Sweeney’s Booknotes: American Colonial History

Thomas S. Kidd, American Colonial History: Clashing Cultures and Faiths (New Haven: Yale University Press, 2016).

Kidd-Colonial-HistoryThis new college-level textbook by our friend, Tommy Kidd, will surely be used as a staple text for many years to come—especially, though not exclusively, in church-related schools. In roughly 300 pages, it introduces us to the leading ethnic groups, regional cultures, institutions, social practices, and events in North America (and parts of South and Mesoamerica), from the pre-conquest period (i.e. the period before Europeans conquered Native America) through the Seven Years’ War. After each of its thirteen chapters, Kidd appends 3-4 representative primary sources from the chapter’s main subjects, knitting clearly-written surveys of the worlds of those subjects to documents that transport students to those worlds.

As Kidd explains in the introduction, “two major themes organize American Colonial History: religion and conflict.” We know that often violent conflict attended the clash of disparate cultures in colonial America. But what we don’t know as well is that for most of Kidd’s subjects—Native, European, and African—“religion was not only the path of salvation in the next life, it was a primary way of making sense of what was happening to them in the present life.” So Kidd’s “hope is that readers of American Colonial History will come away with a distinct sense of how pervasive religion was in colonial America, and of the varied functions that religion served in the era, functions that were variously inspiring and appalling” (pp. xi-xii).

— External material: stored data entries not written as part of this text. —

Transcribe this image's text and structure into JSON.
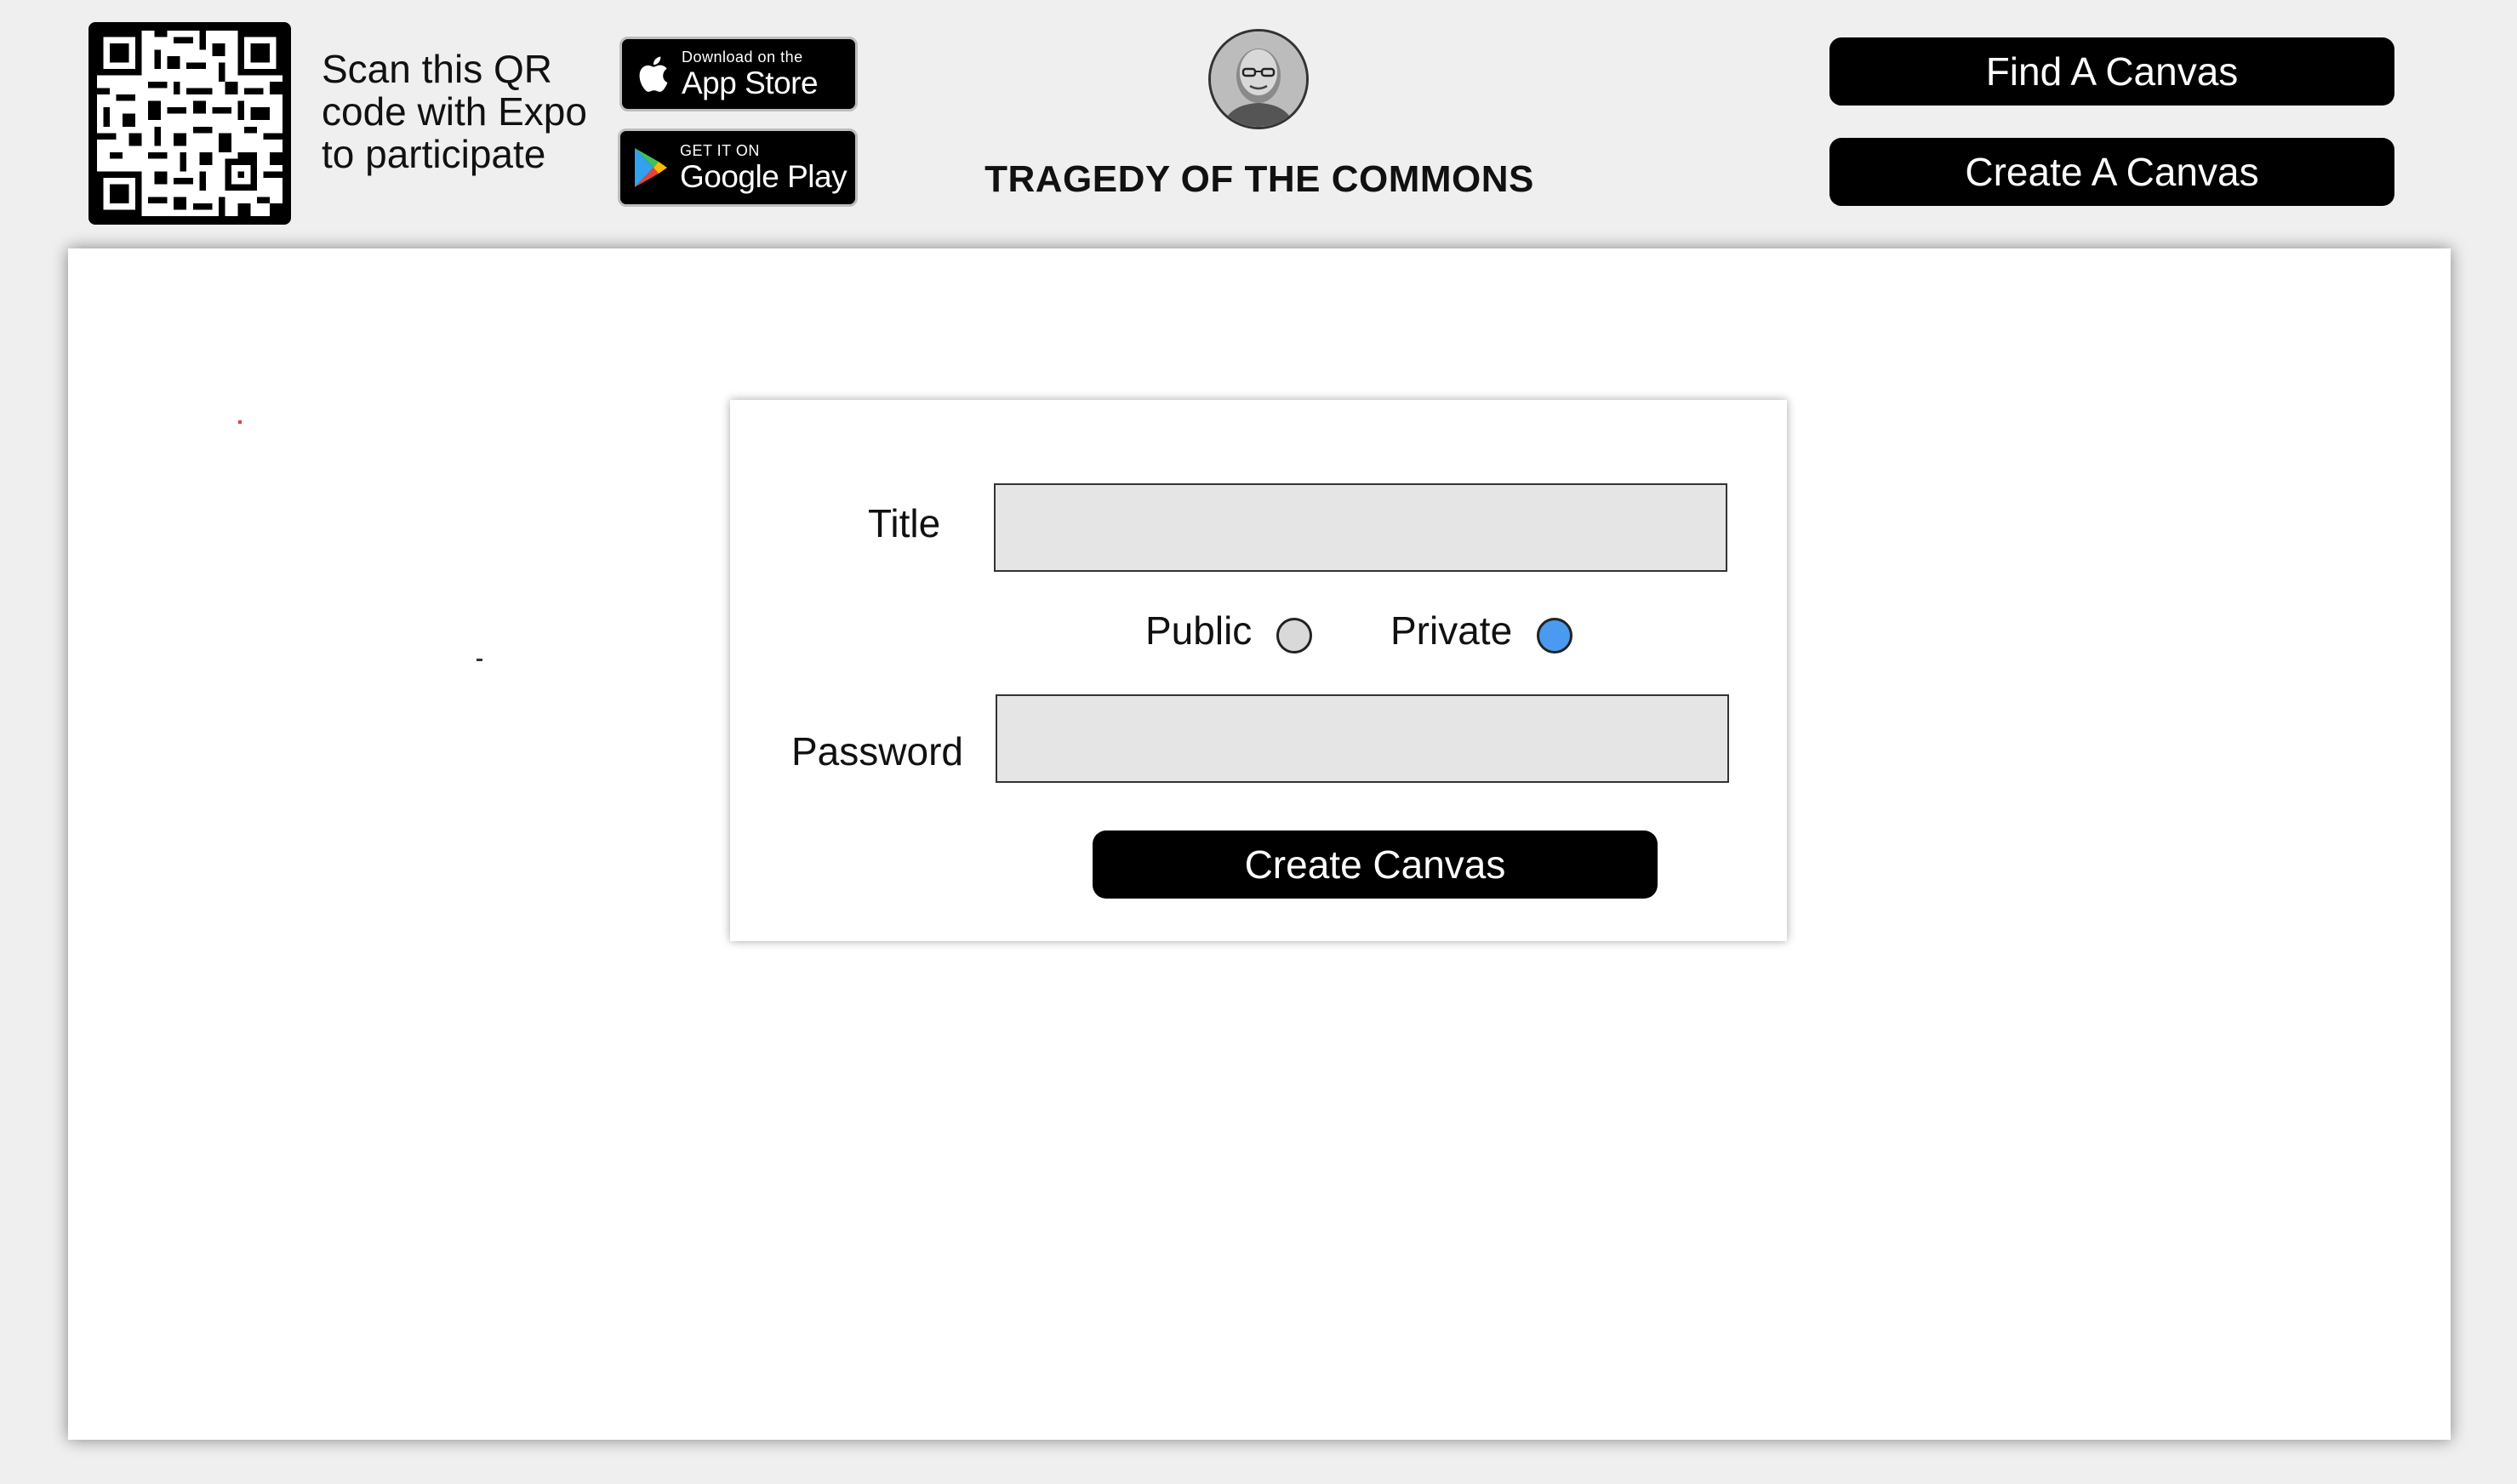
{
  "header": {
    "qr_instruction": "Scan this QR code with Expo to participate",
    "app_store": {
      "small": "Download on the",
      "big": "App Store"
    },
    "google_play": {
      "small": "GET IT ON",
      "big": "Google Play"
    },
    "title": "TRAGEDY OF THE COMMONS",
    "find_button": "Find A Canvas",
    "create_button": "Create A Canvas"
  },
  "form": {
    "title_label": "Title",
    "title_value": "",
    "visibility": {
      "public_label": "Public",
      "private_label": "Private",
      "selected": "Private"
    },
    "password_label": "Password",
    "password_value": "",
    "submit_label": "Create Canvas"
  },
  "colors": {
    "radio_selected": "#4a9af0",
    "radio_unselected": "#d9d9d9",
    "button_bg": "#000000",
    "page_bg": "#efefef"
  }
}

Edwards makes several appearances in American Colonial History, most very brief. But Kidd devotes his tenth chapter to “The Great Awakening” (pp. 206-29), in which Edwards, not surprisingly, receives more attention, especially for his roles in the revival of the churches of the Connecticut River Valley (1734-35), his Faithful Narrative of the Surprising Work of God (1737, in which Edwards both described and interpreted that revival), and his roles in Indian missions. Most readers of this blog will not learn anything new about Edwards in this book, but they will come away with a more secure sense of Edwards’ place in colonial American history.

Many thanks to Tommy Kidd for yet another fine text.